Como foram as viagens?
Depois de dois anos e meio de pesquisa, a gente se aproximou das Forças Armadas, que tiveram muito contato com o Sergio. Ele foi fantástico com as Forças Armadas. O brasileiro sempre teve essa coisa boa do diálogo, como somos um país muito pacífico, as Forças Armadas, onde elas estiveram presentes, são referência, como foi a Minustah no Haiti, grande parte por força política do Sergio. O primeiro trabalho pesado que ele teve como referência foi em Moçambique. Fomos para África do Sul e Moçambique. Hoje, o principal problema em Moçambique é a questão da aids e a violência contra a mulher. A gente trouxe o Wagner Nascimento (autor do livro) para o projeto, um escritor para colocar o projeto de pé. Não estava procurando só um escritor, estava procurando alguém com um viés social. Como o secretário-geral da ONU falou no documentário: "A gente não queria só um diplomata que falasse português, a gente queria um diplomata que falasse português, mas que tivesse coração". Foi a mesma coisa quando a gente procurou (o autor). Um cara que conseguisse colocar emoção, sensibilidade.
O que encontraram na Ásia, no Timor Leste, como legado de Vieira de Mello?

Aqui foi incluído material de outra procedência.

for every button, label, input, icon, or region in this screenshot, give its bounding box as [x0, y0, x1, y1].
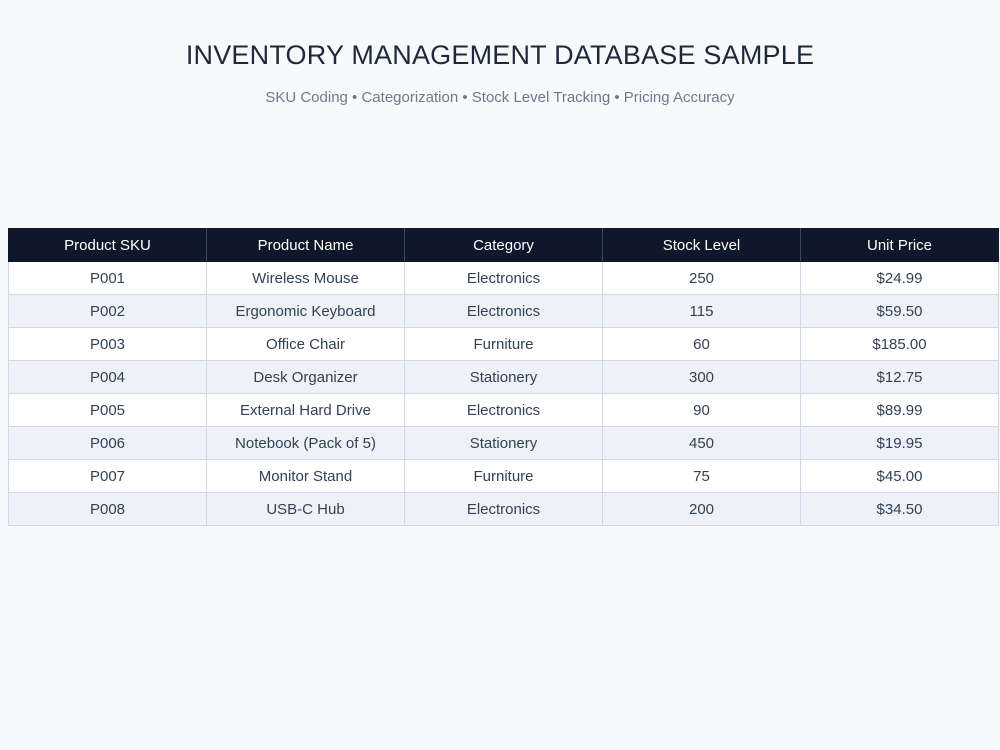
cell-stock: 60 — [602, 327, 801, 361]
cell-stock: 75 — [602, 459, 801, 493]
cell-name: External Hard Drive — [206, 393, 405, 427]
cell-stock: 115 — [602, 294, 801, 328]
cell-category: Electronics — [404, 261, 603, 295]
cell-price: $45.00 — [800, 459, 999, 493]
page-subtitle: SKU Coding • Categorization • Stock Leve… — [265, 89, 735, 106]
table-row: P006 Notebook (Pack of 5) Stationery 450… — [8, 426, 999, 460]
cell-name: Monitor Stand — [206, 459, 405, 493]
cell-sku: P003 — [8, 327, 207, 361]
cell-stock: 300 — [602, 360, 801, 394]
cell-price: $59.50 — [800, 294, 999, 328]
column-header-sku: Product SKU — [8, 228, 207, 262]
cell-sku: P008 — [8, 492, 207, 526]
cell-stock: 250 — [602, 261, 801, 295]
cell-price: $24.99 — [800, 261, 999, 295]
cell-stock: 450 — [602, 426, 801, 460]
column-header-name: Product Name — [206, 228, 405, 262]
cell-name: Notebook (Pack of 5) — [206, 426, 405, 460]
cell-category: Electronics — [404, 393, 603, 427]
table-row: P002 Ergonomic Keyboard Electronics 115 … — [8, 294, 999, 328]
table-header-row: Product SKU Product Name Category Stock … — [8, 228, 999, 262]
inventory-table: Product SKU Product Name Category Stock … — [8, 228, 999, 526]
table-row: P004 Desk Organizer Stationery 300 $12.7… — [8, 360, 999, 394]
cell-sku: P006 — [8, 426, 207, 460]
cell-name: Wireless Mouse — [206, 261, 405, 295]
cell-price: $89.99 — [800, 393, 999, 427]
cell-sku: P004 — [8, 360, 207, 394]
cell-price: $12.75 — [800, 360, 999, 394]
table-row: P008 USB-C Hub Electronics 200 $34.50 — [8, 492, 999, 526]
cell-category: Furniture — [404, 459, 603, 493]
table-row: P003 Office Chair Furniture 60 $185.00 — [8, 327, 999, 361]
column-header-stock: Stock Level — [602, 228, 801, 262]
table-row: P001 Wireless Mouse Electronics 250 $24.… — [8, 261, 999, 295]
cell-stock: 90 — [602, 393, 801, 427]
cell-price: $19.95 — [800, 426, 999, 460]
cell-name: Desk Organizer — [206, 360, 405, 394]
cell-name: Office Chair — [206, 327, 405, 361]
cell-price: $185.00 — [800, 327, 999, 361]
cell-name: Ergonomic Keyboard — [206, 294, 405, 328]
cell-category: Electronics — [404, 492, 603, 526]
table-row: P005 External Hard Drive Electronics 90 … — [8, 393, 999, 427]
cell-price: $34.50 — [800, 492, 999, 526]
cell-sku: P007 — [8, 459, 207, 493]
cell-category: Stationery — [404, 426, 603, 460]
cell-category: Stationery — [404, 360, 603, 394]
cell-sku: P005 — [8, 393, 207, 427]
page-title: INVENTORY MANAGEMENT DATABASE SAMPLE — [185, 40, 815, 70]
cell-category: Electronics — [404, 294, 603, 328]
cell-name: USB-C Hub — [206, 492, 405, 526]
cell-sku: P001 — [8, 261, 207, 295]
cell-sku: P002 — [8, 294, 207, 328]
cell-category: Furniture — [404, 327, 603, 361]
column-header-category: Category — [404, 228, 603, 262]
table-row: P007 Monitor Stand Furniture 75 $45.00 — [8, 459, 999, 493]
cell-stock: 200 — [602, 492, 801, 526]
column-header-price: Unit Price — [800, 228, 999, 262]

O Timor Leste é o case de sucesso da ONU. O Sergio ficou três anos lá. Depois, o Camboja e o Vietnã. O Camboja foi uma das ditaduras militares mais sangrentas da história, e o Vietnã teve uma fuga em massa. Sergio conseguiu repatriar uma grande massa vietnamitas. Vimos que o maior índice de democracia em toda a Ásia é no Timor Leste, isso é fruto trabalho do Sergio. Ele é um cara que brigou por isso. Lá, a gente consegue ver o legado. Se você fechar os olhos, você vai se dar conta de quantas imagens do Iraque (vêm à mente), desde criança: Guerra Irã-Iraque, George Bush pai contra o Iraque, depois o segundo (George W. Bush). São milhares de imagens. Sergio ficou dois meses no Iraque. Poucas pessoas sabem onde é o Timor, poucas têm alguma imagem do Timor. A gente falou: "Vamos lá para dar voz a quem não teve voz". Nas praças, os jovens se reúnem à tarde, todo mundo conhece o Sergio. A gente foi na universidade que foi reconstruída graças ao Sergio. Não era prioridade da ONU, mas ele se sensibilizou e conseguiu uma doação para levantar a universidade. Só tinha dois professores. A Indonésia saiu, deixou arrasado o Timor Leste e todos os professores eram indonésios. Todo mundo saiu, ficaram dois. Tem uma placa lá na universidade em agradecimento ao Sergio porque, graças à doação da ONU, a universidade conseguiu reabrir as portas. Conversando com os formando em Medicina, Biologia, Direito, todos conhecem o Sergio. Poucas pessoas (no Brasil) sabem quantas mil pessoas esse cara conseguiu tirar da zona de conflito. O brasileiro precisa conhecer esse herói. O brasileiro precisa conhecer um pouco mais de um cara que há 48 anos atrás, quando entrou na ONU, já dava atenção para a questão dos refugiados.